Yes, the Army and other services have had to cope with new operations from Liberia to the Baltic states to other hotspots in recent times. But these have all been small operations, totaling at most a few thousand troops each, for a grand total of less than 10,000 in all—and generally far fewer than that at any given time.
Budgets for overseas contingency operations have come down far slower than have forces deployed abroad over the last half decade. This means that there are some extra dollars from the war supplementals that the military can use for recovery. So again, available resources do not appear to be a major problem. In fact, they are relatively robust and generous at present.

To be sure, given the normal life cycle of major units, the Army will need several more years to fully recover from all of the strains of recent operations abroad. There is no case for complacency, or for declaring victory. Nor is there a case for cutting readiness budgets. And to be sure, one can have a vigorous debate about whether the size of the Army has been cut at least a bit too much; indeed, General Petraeus and I make this case, in the op-ed as well as our forthcoming Foreign Affairs article.

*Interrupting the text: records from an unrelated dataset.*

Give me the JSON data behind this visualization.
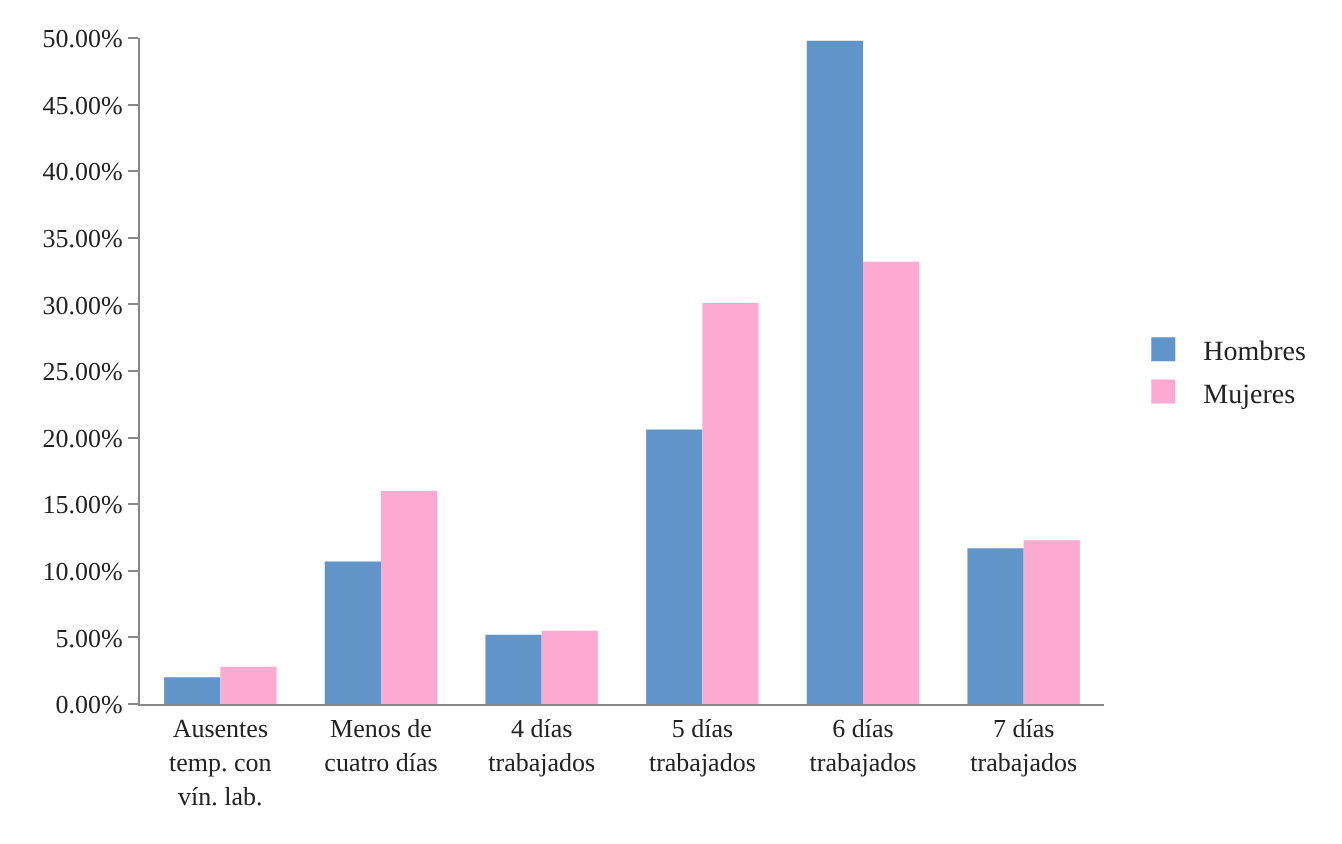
{
  "chart_data": {
    "type": "bar",
    "categories": [
      "Ausentes\ntemp. con\nvín. lab.",
      "Menos de\ncuatro días",
      "4 días\ntrabajados",
      "5 días\ntrabajados",
      "6 días\ntrabajados",
      "7 días\ntrabajados"
    ],
    "series": [
      {
        "name": "Hombres",
        "color": "#6194c8",
        "values": [
          2.0,
          10.7,
          5.2,
          20.6,
          49.8,
          11.7
        ]
      },
      {
        "name": "Mujeres",
        "color": "#fdaad3",
        "values": [
          2.8,
          16.0,
          5.5,
          30.1,
          33.2,
          12.3
        ]
      }
    ],
    "ylim": [
      0,
      50
    ],
    "yticks": [
      {
        "value": 0,
        "label": "0.00%"
      },
      {
        "value": 5,
        "label": "5.00%"
      },
      {
        "value": 10,
        "label": "10.00%"
      },
      {
        "value": 15,
        "label": "15.00%"
      },
      {
        "value": 20,
        "label": "20.00%"
      },
      {
        "value": 25,
        "label": "25.00%"
      },
      {
        "value": 30,
        "label": "30.00%"
      },
      {
        "value": 35,
        "label": "35.00%"
      },
      {
        "value": 40,
        "label": "40.00%"
      },
      {
        "value": 45,
        "label": "45.00%"
      },
      {
        "value": 50,
        "label": "50.00%"
      }
    ],
    "legend": "right"
  }
}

But there is not, to my mind, a strong case for questioning the unit-by-unit excellence of the Army in particular, or the U.S. military in general. Nor is there a serious concern about the adequacy of resources on a unit-by-unit basis for equipment, people, and training. In short, there is no readiness crisis requiring dramatic policy intervention. Luckily, for those would-be adversaries who might be listening to our debate, there is therefore also no window of opportunity to exploit in America’s ability to defend its global interests.